The court found that “If this fresh and compelling evidence had been available at trial, then the mechanism of murder postulated in evidence by Dr Manock could not have been advanced before the jury. The grip theory advanced by Dr Manock and supported by Dr James would be no more than mere speculation.
“The evidence of Dr Manock that, according to the pathology, Ms Cheney’s death was a homicide and that other causes, such as a medical event or an accidental fall, were excluded, either could not have been put forward in those terms or, if it had been, would have been largely discredited.”
In other words, Henry Keogh would not have even faced trial without Dr Manock’s (incorrect) evidence. He would not have spent the best part of his life behind bars. Bad science put him there, legal error kept him there.
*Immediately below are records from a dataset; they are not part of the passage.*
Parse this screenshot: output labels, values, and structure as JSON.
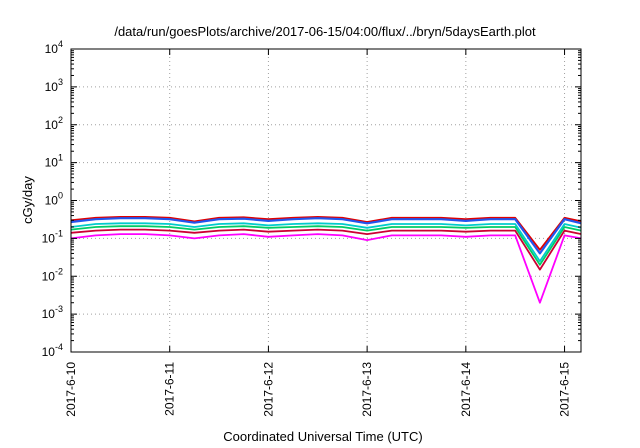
{
  "chart_data": {
    "type": "line",
    "title": "/data/run/goesPlots/archive/2017-06-15/04:00/flux/../bryn/5daysEarth.plot",
    "xlabel": "Coordinated Universal Time (UTC)",
    "ylabel": "cGy/day",
    "yscale": "log",
    "ylim": [
      0.0001,
      10000
    ],
    "xlim": [
      "2017-06-10T00:00",
      "2017-06-15T04:00"
    ],
    "grid": true,
    "x_ticks": [
      "2017-6-10",
      "2017-6-11",
      "2017-6-12",
      "2017-6-13",
      "2017-6-14",
      "2017-6-15"
    ],
    "y_ticks": [
      {
        "value": 0.0001,
        "base": "10",
        "exp": "-4"
      },
      {
        "value": 0.001,
        "base": "10",
        "exp": "-3"
      },
      {
        "value": 0.01,
        "base": "10",
        "exp": "-2"
      },
      {
        "value": 0.1,
        "base": "10",
        "exp": "-1"
      },
      {
        "value": 1,
        "base": "10",
        "exp": "0"
      },
      {
        "value": 10,
        "base": "10",
        "exp": "1"
      },
      {
        "value": 100,
        "base": "10",
        "exp": "2"
      },
      {
        "value": 1000,
        "base": "10",
        "exp": "3"
      },
      {
        "value": 10000,
        "base": "10",
        "exp": "4"
      }
    ],
    "x_days": [
      0.0,
      0.25,
      0.5,
      0.75,
      1.0,
      1.25,
      1.5,
      1.75,
      2.0,
      2.25,
      2.5,
      2.75,
      3.0,
      3.25,
      3.5,
      3.75,
      4.0,
      4.25,
      4.5,
      4.75,
      5.0,
      5.17
    ],
    "series": [
      {
        "color": "#ff00ff",
        "values": [
          0.1,
          0.12,
          0.13,
          0.13,
          0.12,
          0.1,
          0.12,
          0.13,
          0.11,
          0.12,
          0.13,
          0.12,
          0.09,
          0.12,
          0.12,
          0.12,
          0.11,
          0.12,
          0.12,
          0.002,
          0.12,
          0.1
        ]
      },
      {
        "color": "#cc0033",
        "values": [
          0.14,
          0.16,
          0.17,
          0.17,
          0.16,
          0.14,
          0.16,
          0.17,
          0.15,
          0.16,
          0.17,
          0.16,
          0.13,
          0.16,
          0.16,
          0.16,
          0.15,
          0.16,
          0.16,
          0.015,
          0.16,
          0.13
        ]
      },
      {
        "color": "#00cc66",
        "values": [
          0.17,
          0.2,
          0.21,
          0.21,
          0.2,
          0.17,
          0.2,
          0.21,
          0.19,
          0.2,
          0.21,
          0.2,
          0.16,
          0.2,
          0.2,
          0.2,
          0.19,
          0.2,
          0.2,
          0.02,
          0.2,
          0.16
        ]
      },
      {
        "color": "#00cccc",
        "values": [
          0.2,
          0.24,
          0.25,
          0.25,
          0.24,
          0.2,
          0.24,
          0.25,
          0.22,
          0.24,
          0.25,
          0.24,
          0.19,
          0.24,
          0.24,
          0.24,
          0.22,
          0.24,
          0.24,
          0.025,
          0.24,
          0.19
        ]
      },
      {
        "color": "#e00000",
        "values": [
          0.3,
          0.35,
          0.37,
          0.37,
          0.35,
          0.28,
          0.35,
          0.36,
          0.32,
          0.35,
          0.37,
          0.35,
          0.27,
          0.35,
          0.35,
          0.35,
          0.32,
          0.35,
          0.35,
          0.05,
          0.35,
          0.28
        ]
      },
      {
        "color": "#2255ee",
        "values": [
          0.27,
          0.32,
          0.34,
          0.34,
          0.32,
          0.26,
          0.32,
          0.33,
          0.29,
          0.32,
          0.34,
          0.32,
          0.25,
          0.32,
          0.32,
          0.32,
          0.29,
          0.32,
          0.32,
          0.04,
          0.32,
          0.25
        ]
      }
    ]
  }
}
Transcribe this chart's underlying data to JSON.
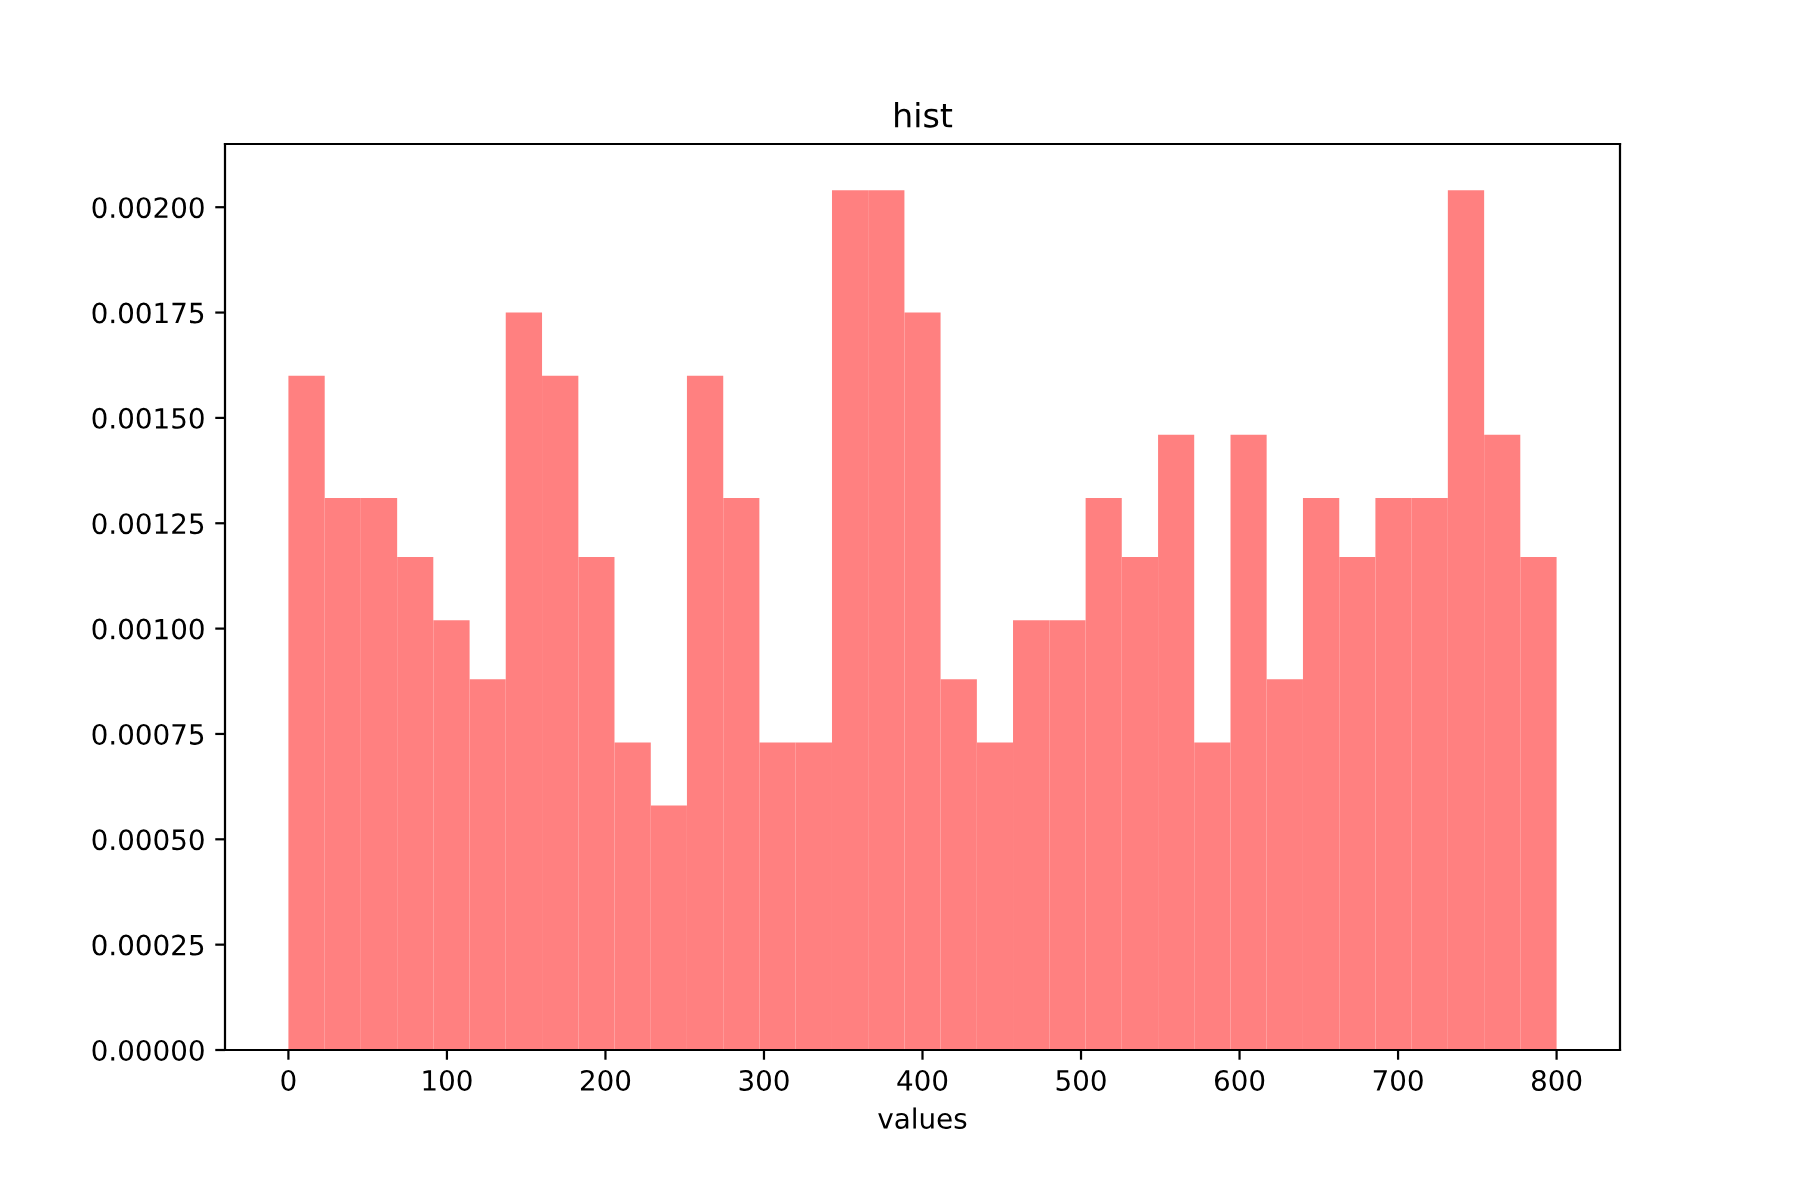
{
  "chart_data": {
    "type": "histogram",
    "title": "hist",
    "xlabel": "values",
    "bins": [
      0,
      22.9,
      45.7,
      68.6,
      91.4,
      114.3,
      137.1,
      160,
      182.9,
      205.7,
      228.6,
      251.4,
      274.3,
      297.1,
      320,
      342.9,
      365.7,
      388.6,
      411.4,
      434.3,
      457.1,
      480,
      502.9,
      525.7,
      548.6,
      571.4,
      594.3,
      617.1,
      640,
      662.9,
      685.7,
      708.6,
      731.4,
      754.3,
      777.1,
      800
    ],
    "values": [
      0.0016,
      0.00131,
      0.00131,
      0.00117,
      0.00102,
      0.00088,
      0.00175,
      0.0016,
      0.00117,
      0.00073,
      0.00058,
      0.0016,
      0.00131,
      0.00073,
      0.00073,
      0.00204,
      0.00204,
      0.00175,
      0.00088,
      0.00073,
      0.00102,
      0.00102,
      0.00131,
      0.00117,
      0.00146,
      0.00073,
      0.00146,
      0.00088,
      0.00131,
      0.00117,
      0.00131,
      0.00131,
      0.00204,
      0.00146,
      0.00117
    ],
    "color": "#ff8080",
    "xlim": [
      -40,
      840
    ],
    "xticks": [
      0,
      100,
      200,
      300,
      400,
      500,
      600,
      700,
      800
    ],
    "ylim": [
      0,
      0.00215
    ],
    "yticks": [
      {
        "value": 0,
        "label": "0.00000"
      },
      {
        "value": 0.00025,
        "label": "0.00025"
      },
      {
        "value": 0.0005,
        "label": "0.00050"
      },
      {
        "value": 0.00075,
        "label": "0.00075"
      },
      {
        "value": 0.001,
        "label": "0.00100"
      },
      {
        "value": 0.00125,
        "label": "0.00125"
      },
      {
        "value": 0.0015,
        "label": "0.00150"
      },
      {
        "value": 0.00175,
        "label": "0.00175"
      },
      {
        "value": 0.002,
        "label": "0.00200"
      }
    ],
    "grid": false
  }
}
In fact, it seems likely that several legal errors over a number of years kept him there. Since his conviction, Keogh had petitioned the Governor for mercy on five occasions. The first three petitions were rejected. The fourth was withdrawn and the fifth petition awaited resolution.
“it is baffling to think how a prosecutor could present a case”
At time of writing, Henry Keogh is refraining from public comment, awaiting the decision of the DPP whether in fact to seek a new trial as proposed by the appeal court.
But, despite the DPP taking his time to make a decision about a retrial, that seems a far fetched prospect. “Given that all four eminent forensic experts on the appeal are agreed that the forensic evidence supports an accident scenario,” comments legal academic Dr Bob Moles*, “and the forensic ‘expert’ at trial recanted on the factors relevant to the murder hypothesis – it is baffling to think how a prosecutor could present a case which could exclude ‘beyond reasonable doubt’ an accidental death scenario.”
* Dr Moles writing on Harold Levy’s blog, smithforensic.blogspot.ca which focuses on cases involving flawed forensic science.